Mark Stodghill, Duluth News Tribune, Published December 19 2012
Former Minnesota Power official guilty of theftA former Minnesota Power official pleaded guilty Tuesday to the theft of corporate property and agreed to pay $150,000 restitution.
Susan Kay Thompson, 54, entered the plea before Judge John DeSanto in State
District Court in Duluth. Thompson appeared on a warrant after repeatedly
failing for nearly two years to appear in court to face the charge against her. Her attorney said that Thompson’s failures to appear were largely related to health issues.
The defendant worked as director of customer service for Minnesota Power for more than 20 years until resigning on Jan. 25, 2010.
Under questioning by St. Louis County prosecutor Nathaniel Stumme, Thompson admitted that she used a corporate credit card for personal expenses, that it was against corporate policy and that she defrauded the company.
DeSanto accepted Thompson’s plea and directed an Arrowhead Regional Corrections probation officer to investigate the defendant’s background before sentencing on Feb. 14.
Duluth defense attorney Kevin Cornwell spoke on Thompson’s behalf outside the courtroom after the plea hearing.
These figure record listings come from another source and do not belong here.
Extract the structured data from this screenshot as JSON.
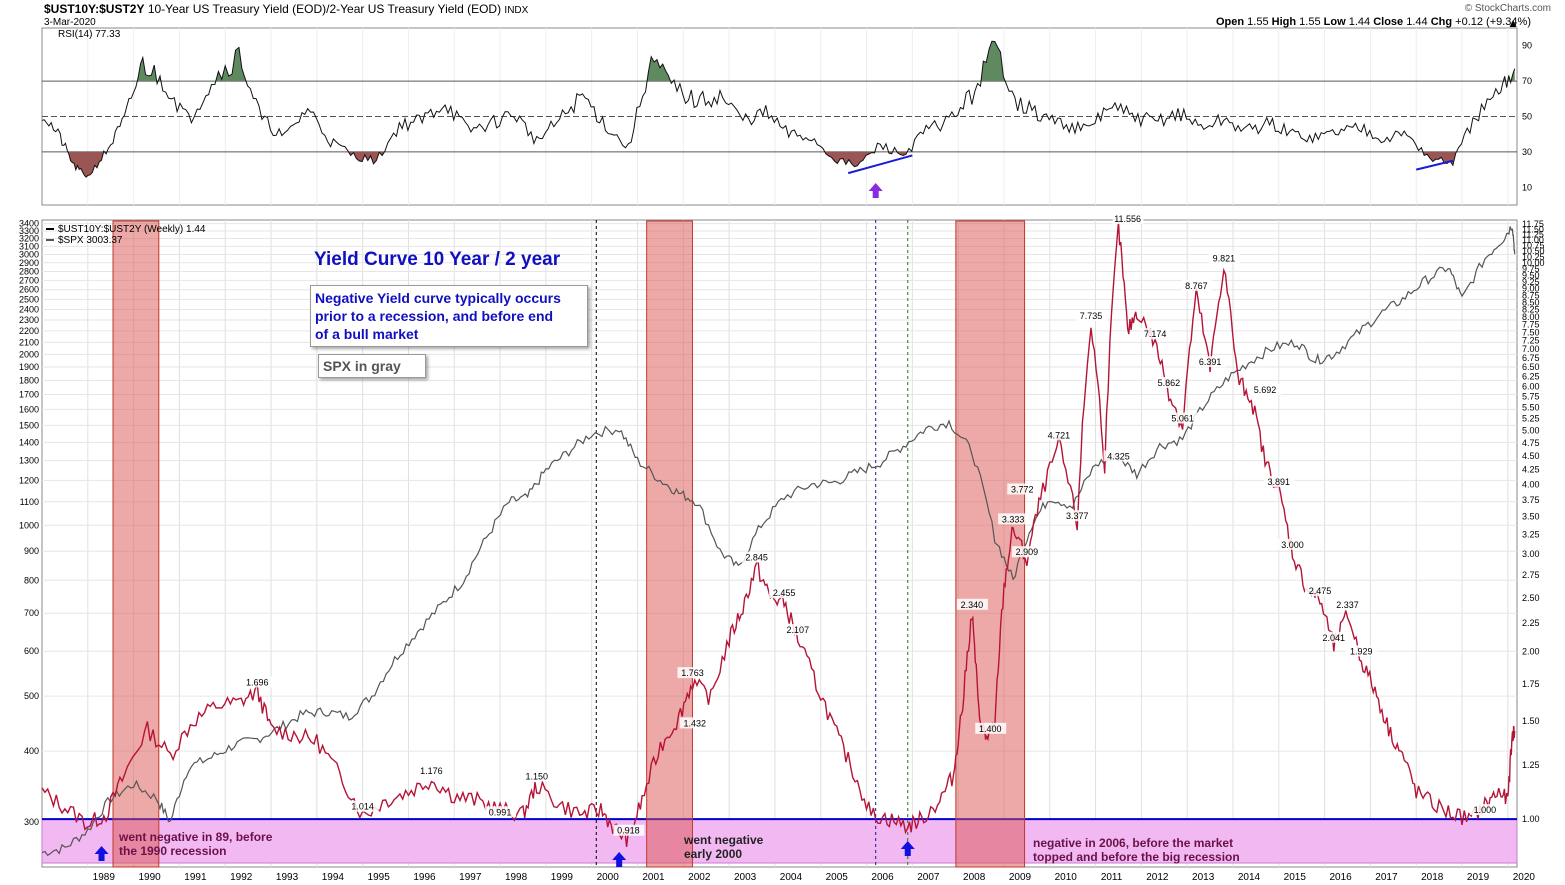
{
  "header": {
    "symbol": "$UST10Y:$UST2Y",
    "description": "10-Year US Treasury Yield (EOD)/2-Year US Treasury Yield (EOD)",
    "exchange": "INDX",
    "date": "3-Mar-2020",
    "copyright": "© StockCharts.com",
    "ohlc": {
      "open_label": "Open",
      "open": "1.55",
      "high_label": "High",
      "high": "1.55",
      "low_label": "Low",
      "low": "1.44",
      "close_label": "Close",
      "close": "1.44",
      "chg_label": "Chg",
      "chg": "+0.12 (+9.34%)"
    }
  },
  "rsi_panel": {
    "label": "RSI(14) 77.33",
    "levels": [
      70,
      50,
      30
    ],
    "ticks": [
      90,
      70,
      50,
      30,
      10
    ],
    "overbought_color": "#5f8a5f",
    "oversold_color": "#9a5555",
    "line_color": "#111111",
    "trendline_color": "#1b1bd8",
    "arrow_color": "#8a2be2"
  },
  "price_panel": {
    "legend": [
      "$UST10Y:$UST2Y (Weekly) 1.44",
      "$SPX 3003.37"
    ],
    "left_ticks": [
      3400,
      3300,
      3200,
      3100,
      3000,
      2900,
      2800,
      2700,
      2600,
      2500,
      2400,
      2300,
      2200,
      2100,
      2000,
      1900,
      1800,
      1700,
      1600,
      1500,
      1400,
      1300,
      1200,
      1100,
      1000,
      900,
      800,
      700,
      600,
      500,
      400,
      300
    ],
    "right_ticks": [
      "11.75",
      "11.50",
      "11.25",
      "11.00",
      "10.75",
      "10.50",
      "10.25",
      "10.00",
      "9.75",
      "9.50",
      "9.25",
      "9.00",
      "8.75",
      "8.50",
      "8.25",
      "8.00",
      "7.75",
      "7.50",
      "7.25",
      "7.00",
      "6.75",
      "6.50",
      "6.25",
      "6.00",
      "5.75",
      "5.50",
      "5.25",
      "5.00",
      "4.75",
      "4.50",
      "4.25",
      "4.00",
      "3.75",
      "3.50",
      "3.25",
      "3.00",
      "2.75",
      "2.50",
      "2.25",
      "2.00",
      "1.75",
      "1.50",
      "1.25",
      "1.00"
    ],
    "years": [
      "1989",
      "1990",
      "1991",
      "1992",
      "1993",
      "1994",
      "1995",
      "1996",
      "1997",
      "1998",
      "1999",
      "2000",
      "2001",
      "2002",
      "2003",
      "2004",
      "2005",
      "2006",
      "2007",
      "2008",
      "2009",
      "2010",
      "2011",
      "2012",
      "2013",
      "2014",
      "2015",
      "2016",
      "2017",
      "2018",
      "2019",
      "2020"
    ],
    "ratio_color": "#b51436",
    "spx_color": "#555555",
    "recession_color": "#d9534f",
    "negative_band_color": "#f2b8f2",
    "zero_line_color": "#0000cc",
    "arrow_color": "#1010e0"
  },
  "annotations": {
    "title": "Yield Curve 10 Year / 2 year",
    "box_text": [
      "Negative Yield curve typically occurs",
      "prior to a recession, and before end",
      "of a bull market"
    ],
    "spx_note": "SPX in gray",
    "note_89": [
      "went negative in 89, before",
      "the 1990 recession"
    ],
    "note_2000": [
      "went negative",
      "early 2000"
    ],
    "note_2006": [
      "negative in 2006, before the market",
      "topped and before the big recession"
    ],
    "text_color": "#1010c0"
  },
  "chart_data": [
    {
      "type": "line",
      "title": "RSI(14) 77.33",
      "ylim": [
        0,
        100
      ],
      "x": [
        1988.0,
        1988.4,
        1988.7,
        1989.0,
        1989.4,
        1989.8,
        1990.2,
        1990.7,
        1991.2,
        1991.7,
        1992.3,
        1992.8,
        1993.3,
        1993.8,
        1994.3,
        1994.8,
        1995.3,
        1995.8,
        1996.3,
        1996.8,
        1997.3,
        1997.8,
        1998.3,
        1998.8,
        1999.3,
        1999.8,
        2000.3,
        2000.8,
        2001.3,
        2001.8,
        2002.3,
        2002.8,
        2003.3,
        2003.8,
        2004.3,
        2004.8,
        2005.3,
        2005.8,
        2006.3,
        2006.8,
        2007.3,
        2007.8,
        2008.3,
        2008.8,
        2009.3,
        2009.8,
        2010.3,
        2010.8,
        2011.3,
        2011.8,
        2012.3,
        2012.8,
        2013.3,
        2013.8,
        2014.3,
        2014.8,
        2015.3,
        2015.8,
        2016.3,
        2016.8,
        2017.3,
        2017.8,
        2018.3,
        2018.8,
        2019.3,
        2019.8,
        2020.15
      ],
      "y": [
        52,
        38,
        22,
        16,
        30,
        48,
        80,
        68,
        48,
        70,
        85,
        48,
        38,
        55,
        36,
        28,
        25,
        45,
        48,
        58,
        42,
        46,
        52,
        36,
        48,
        62,
        45,
        32,
        82,
        66,
        58,
        62,
        48,
        52,
        40,
        38,
        26,
        22,
        34,
        28,
        42,
        48,
        62,
        90,
        58,
        50,
        46,
        42,
        56,
        50,
        47,
        52,
        44,
        48,
        42,
        46,
        40,
        38,
        42,
        44,
        38,
        40,
        26,
        24,
        50,
        62,
        77
      ]
    },
    {
      "type": "line",
      "title": "$UST10Y:$UST2Y (Weekly) 1.44",
      "ylim": [
        0.82,
        11.95
      ],
      "x": [
        1988.0,
        1988.5,
        1989.0,
        1989.4,
        1989.8,
        1990.3,
        1990.8,
        1991.3,
        1991.8,
        1992.3,
        1992.7,
        1993.0,
        1993.5,
        1994.0,
        1994.5,
        1995.0,
        1995.5,
        1996.0,
        1996.5,
        1997.0,
        1997.5,
        1998.0,
        1998.5,
        1998.8,
        1999.3,
        1999.8,
        2000.2,
        2000.5,
        2000.8,
        2001.1,
        2001.5,
        2001.9,
        2002.2,
        2002.6,
        2003.0,
        2003.3,
        2003.6,
        2003.9,
        2004.2,
        2004.5,
        2004.9,
        2005.3,
        2005.7,
        2006.1,
        2006.5,
        2006.9,
        2007.2,
        2007.6,
        2007.9,
        2008.1,
        2008.3,
        2008.45,
        2008.6,
        2008.8,
        2009.0,
        2009.2,
        2009.5,
        2009.8,
        2010.2,
        2010.6,
        2010.9,
        2011.2,
        2011.5,
        2011.7,
        2011.9,
        2012.3,
        2012.6,
        2012.9,
        2013.2,
        2013.5,
        2013.8,
        2014.1,
        2014.4,
        2014.7,
        2015.0,
        2015.3,
        2015.6,
        2015.9,
        2016.2,
        2016.5,
        2016.8,
        2017.1,
        2017.4,
        2017.7,
        2018.0,
        2018.4,
        2018.8,
        2019.2,
        2019.5,
        2019.8,
        2020.0,
        2020.1,
        2020.15
      ],
      "y": [
        1.12,
        1.05,
        0.98,
        1.02,
        1.2,
        1.45,
        1.3,
        1.5,
        1.6,
        1.62,
        1.696,
        1.45,
        1.42,
        1.38,
        1.2,
        1.014,
        1.08,
        1.12,
        1.176,
        1.1,
        1.08,
        1.04,
        1.02,
        1.15,
        1.06,
        1.02,
        1.04,
        0.96,
        0.918,
        1.08,
        1.35,
        1.52,
        1.763,
        1.65,
        2.1,
        2.4,
        2.845,
        2.5,
        2.455,
        2.107,
        1.75,
        1.45,
        1.22,
        1.02,
        1.0,
        0.97,
        1.0,
        1.08,
        1.2,
        1.6,
        2.34,
        1.55,
        1.4,
        1.45,
        2.6,
        3.333,
        2.909,
        3.772,
        4.721,
        3.377,
        7.735,
        4.325,
        11.556,
        7.5,
        8.2,
        7.174,
        5.862,
        5.061,
        8.767,
        6.391,
        9.821,
        6.2,
        5.692,
        4.4,
        3.891,
        3.0,
        2.6,
        2.475,
        2.041,
        2.337,
        1.929,
        1.7,
        1.45,
        1.3,
        1.12,
        1.06,
        1.02,
        1.0,
        1.06,
        1.12,
        1.08,
        1.42,
        1.44
      ]
    },
    {
      "type": "line",
      "title": "$SPX 3003.37",
      "ylim": [
        250,
        3450
      ],
      "x": [
        1988.0,
        1988.5,
        1989.0,
        1989.5,
        1990.0,
        1990.5,
        1990.8,
        1991.2,
        1991.7,
        1992.2,
        1992.7,
        1993.2,
        1993.7,
        1994.2,
        1994.7,
        1995.2,
        1995.7,
        1996.2,
        1996.7,
        1997.2,
        1997.7,
        1998.2,
        1998.6,
        1999.0,
        1999.5,
        2000.0,
        2000.6,
        2001.0,
        2001.5,
        2001.9,
        2002.3,
        2002.8,
        2003.2,
        2003.7,
        2004.2,
        2004.8,
        2005.3,
        2005.8,
        2006.3,
        2006.8,
        2007.3,
        2007.8,
        2008.3,
        2008.8,
        2009.2,
        2009.6,
        2010.0,
        2010.5,
        2011.0,
        2011.5,
        2011.9,
        2012.4,
        2012.9,
        2013.4,
        2013.9,
        2014.4,
        2014.9,
        2015.4,
        2015.8,
        2016.2,
        2016.7,
        2017.2,
        2017.7,
        2018.2,
        2018.7,
        2019.0,
        2019.5,
        2019.9,
        2020.1,
        2020.15
      ],
      "y": [
        265,
        270,
        290,
        330,
        350,
        330,
        300,
        375,
        390,
        410,
        420,
        440,
        465,
        470,
        460,
        500,
        580,
        650,
        720,
        800,
        950,
        1100,
        1120,
        1250,
        1350,
        1450,
        1480,
        1300,
        1200,
        1140,
        1100,
        900,
        840,
        1000,
        1120,
        1180,
        1190,
        1240,
        1290,
        1380,
        1480,
        1520,
        1350,
        950,
        800,
        1000,
        1120,
        1080,
        1280,
        1320,
        1230,
        1380,
        1420,
        1640,
        1820,
        1950,
        2060,
        2100,
        1950,
        2000,
        2170,
        2350,
        2500,
        2700,
        2850,
        2500,
        2950,
        3200,
        3380,
        3003
      ]
    }
  ]
}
“She’s obviously deeply sorry for what happened, and she just wants to move forward, and this starts the process,’’ Cornwell said.
Thompson was accused of stealing, or not being able to account for, more than $200,000 while using company money for personal expenses and weekend travel, making false claims of company travel and filing for
reimbursements by forging her supervisor’s signature from 2000 through 2009.
According to the criminal complaint, Duluth police were contacted by a senior vice president at Minnesota Power on March 19, 2010. The company official said that Thompson was under internal investigation for “credit card reconciliation delinquencies and false expense purchases.”
The unaccounted-for funds were discovered during an internal audit
conducted by Allete, the parent company of Minnesota Power.
Cornwell filed a motion to dismiss the case based on the fact that it fell outside the five-year statute of limitations. Stumme filed a new complaint narrowing the timeline of the alleged crime to Dec. 23, 2005, to Dec. 23, 2010. Court documents filed by the prosecution allege that the diverted funds still are more than $100,000.